Solution 2: Taking 2 pointers

class Abc1{
    public static void main(String[] args) {

   int[] a = {1, 1, 2, 3, 2};
   countDuplicates(a);
}

    private static void countDuplicates(int[] a) {
        int c = 0 ;
        for(int  i = 0 ; i < a.length ; i++) {

            for(int j = i+1 ; j < a.length;j++) {
                if(a[i] == a[j]) {c++ ;}
            }//for
        }//for1
        System.out.println("dup => " + c);
    }

}

Solution 3: HashSet

class Abc1{
    public static void main(String[] args) {

  String a = "Gini Gina Protijayi";
   countDuplicates(a);
}

    private static void countDuplicates(String aa) {
        List list= new ArrayList<>();
       Set set = new HashSet<>();
       // remove all the whitespaces 
       String a = aa.replaceAll("\\s+","");
       for(  char ch : a.toCharArray()) {

           if(!set.contains(ch)) {
               set.add(ch);
           }//if
           else {if(!list.contains(ch) ) {list.add(ch);}      }
       }//for
       System.out.println("number of duplicate characters in the string =>" + list.size());
       System.out.println(list);
    }

}

Solution:4(same concept as solution 1 but code is in Java)
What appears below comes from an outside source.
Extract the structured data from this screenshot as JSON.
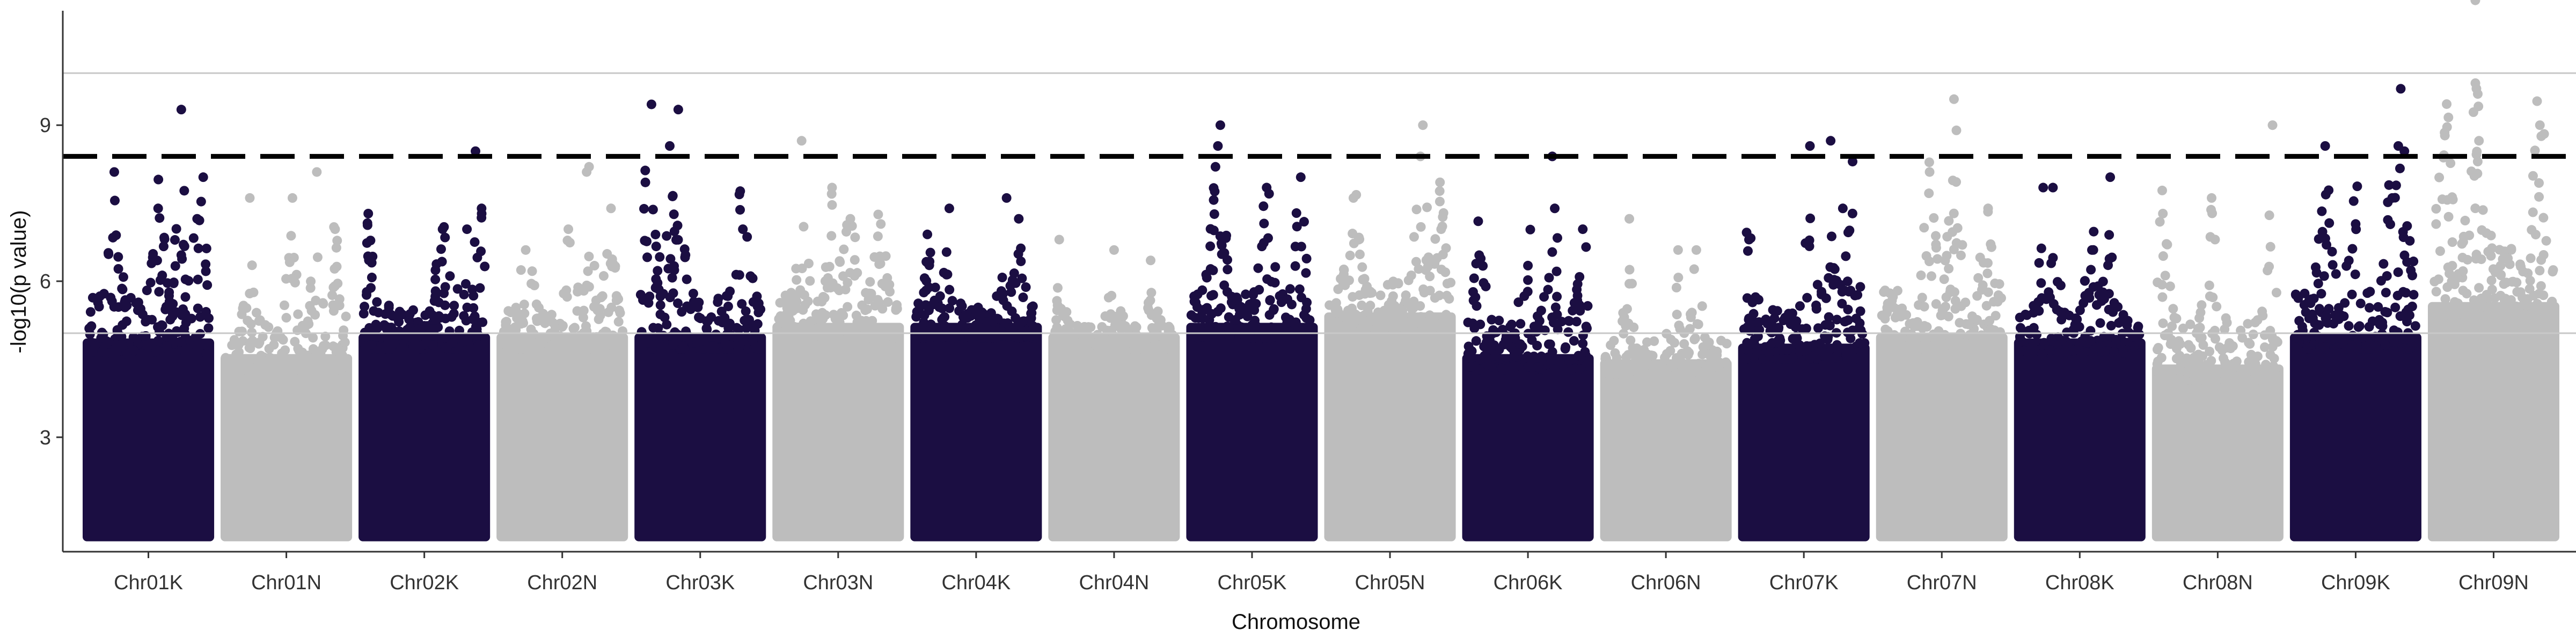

import java.util.ArrayList;
import java.util.List;

public class AA {

    public static void main(String[] args) {
         int a[] = {4, 2, 4, 5, 2, 3, 1};
         printRepeat(a);


    }

    private static void printRepeat(int[] a) {
        List list = new ArrayList<>();
        for (int i = 0; i < a.length; i++) {
            if( a[Math.abs(a[i])]  > 0) {
                a[Math.abs(a[i])] = (-1)*  a[Math.abs(a[i])] ; 
            }//if
            else {
                System.out.println( "Duplicate numbers => " + Math.abs(a[i])         );
                list.add(Math.abs(a[i]));
                System.out.println("list => " + list);
                System.out.println("list.size() or the count of duplicates => " + list.size());
            }//else

        }//for

    }//print
    }